Well, what a crap month (or two). I mean, really crap. So, so crap. It feels like so many things went wrong, like I quit so many things I've started. And this post might be vague in places, because some of them I just don't want to talk about. Ironic, considering a blog is a place to, um, talk about things. But, some things I just... can't.
So early in July, my mom was diagnosed with invasive ductal carcinoma. Breast cancer. To say I was scared, or that I cried and worried, would be understatements. I was more scared than I had ever been about anything. Her doctors said it was small, so she had a lumpectomy on July 23rd (my birthday). They took the tumor and several lymph nodes. Thankfully, the labs came back clean. It hadn't spread to her lymph nodes. No more cancer. But, she has to have radiation five days a week for four weeks, starting in September.
Then, last week, my dad's brother, Rick, died. He was only 66... five years older than my dad. He had been having chest pains, but the urgent care said it was just his COPD and sent him home. He died of a massive heart attack the next day.
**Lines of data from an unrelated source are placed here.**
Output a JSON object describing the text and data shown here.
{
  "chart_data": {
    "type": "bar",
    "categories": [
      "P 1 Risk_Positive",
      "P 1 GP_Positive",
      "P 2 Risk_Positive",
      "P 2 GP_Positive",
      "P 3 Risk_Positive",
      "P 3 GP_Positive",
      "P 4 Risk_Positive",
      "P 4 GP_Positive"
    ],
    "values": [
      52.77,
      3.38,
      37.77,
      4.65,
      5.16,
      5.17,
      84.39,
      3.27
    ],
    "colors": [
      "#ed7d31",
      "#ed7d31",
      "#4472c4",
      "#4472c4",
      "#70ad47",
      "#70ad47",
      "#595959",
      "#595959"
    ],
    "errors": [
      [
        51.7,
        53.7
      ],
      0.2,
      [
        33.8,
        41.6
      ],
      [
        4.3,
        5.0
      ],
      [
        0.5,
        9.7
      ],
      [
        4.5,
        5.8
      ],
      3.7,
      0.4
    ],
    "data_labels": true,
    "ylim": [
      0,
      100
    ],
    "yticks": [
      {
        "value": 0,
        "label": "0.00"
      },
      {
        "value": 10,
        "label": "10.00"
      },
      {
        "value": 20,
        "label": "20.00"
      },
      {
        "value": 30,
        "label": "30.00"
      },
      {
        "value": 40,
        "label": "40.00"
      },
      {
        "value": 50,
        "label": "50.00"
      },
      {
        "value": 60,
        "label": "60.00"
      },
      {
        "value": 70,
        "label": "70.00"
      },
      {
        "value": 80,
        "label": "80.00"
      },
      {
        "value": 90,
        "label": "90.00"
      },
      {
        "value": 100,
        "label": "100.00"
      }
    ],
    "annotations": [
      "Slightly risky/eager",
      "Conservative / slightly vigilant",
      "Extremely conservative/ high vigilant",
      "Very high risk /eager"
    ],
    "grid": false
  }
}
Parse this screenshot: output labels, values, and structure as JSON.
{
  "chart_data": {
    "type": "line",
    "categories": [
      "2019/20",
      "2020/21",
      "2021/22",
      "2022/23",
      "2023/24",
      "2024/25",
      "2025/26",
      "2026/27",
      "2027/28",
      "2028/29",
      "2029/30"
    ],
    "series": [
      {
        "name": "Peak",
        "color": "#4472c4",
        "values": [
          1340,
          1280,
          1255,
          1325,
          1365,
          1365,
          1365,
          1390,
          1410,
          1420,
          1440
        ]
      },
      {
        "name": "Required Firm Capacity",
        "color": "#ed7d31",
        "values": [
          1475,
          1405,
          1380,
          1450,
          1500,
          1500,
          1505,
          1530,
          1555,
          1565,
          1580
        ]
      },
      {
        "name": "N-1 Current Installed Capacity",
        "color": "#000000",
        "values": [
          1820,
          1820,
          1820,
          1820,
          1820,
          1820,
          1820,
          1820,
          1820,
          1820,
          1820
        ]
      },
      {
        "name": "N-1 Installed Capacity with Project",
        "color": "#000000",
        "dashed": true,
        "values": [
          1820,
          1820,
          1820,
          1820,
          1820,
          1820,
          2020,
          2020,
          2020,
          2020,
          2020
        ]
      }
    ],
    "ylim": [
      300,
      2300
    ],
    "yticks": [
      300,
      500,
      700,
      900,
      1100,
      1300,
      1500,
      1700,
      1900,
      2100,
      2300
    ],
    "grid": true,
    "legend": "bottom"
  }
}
There won't be a funeral, he didn't want one. His wife is absolutely devastated, as is his daughter who he only just met a few years ago. My mom says she's going to make my dad have a physical.
So yeah, like I said, crap month. For me personally, it's been a month for false starts and endings... lots of endings. I quit pretty much everything I've started in the last few years, with the exception of writing and blogging. I would elaborate, but I just can't right now. I'm feeling pretty emotional. Thank the good lord I have therapy on Friday. I need it this week.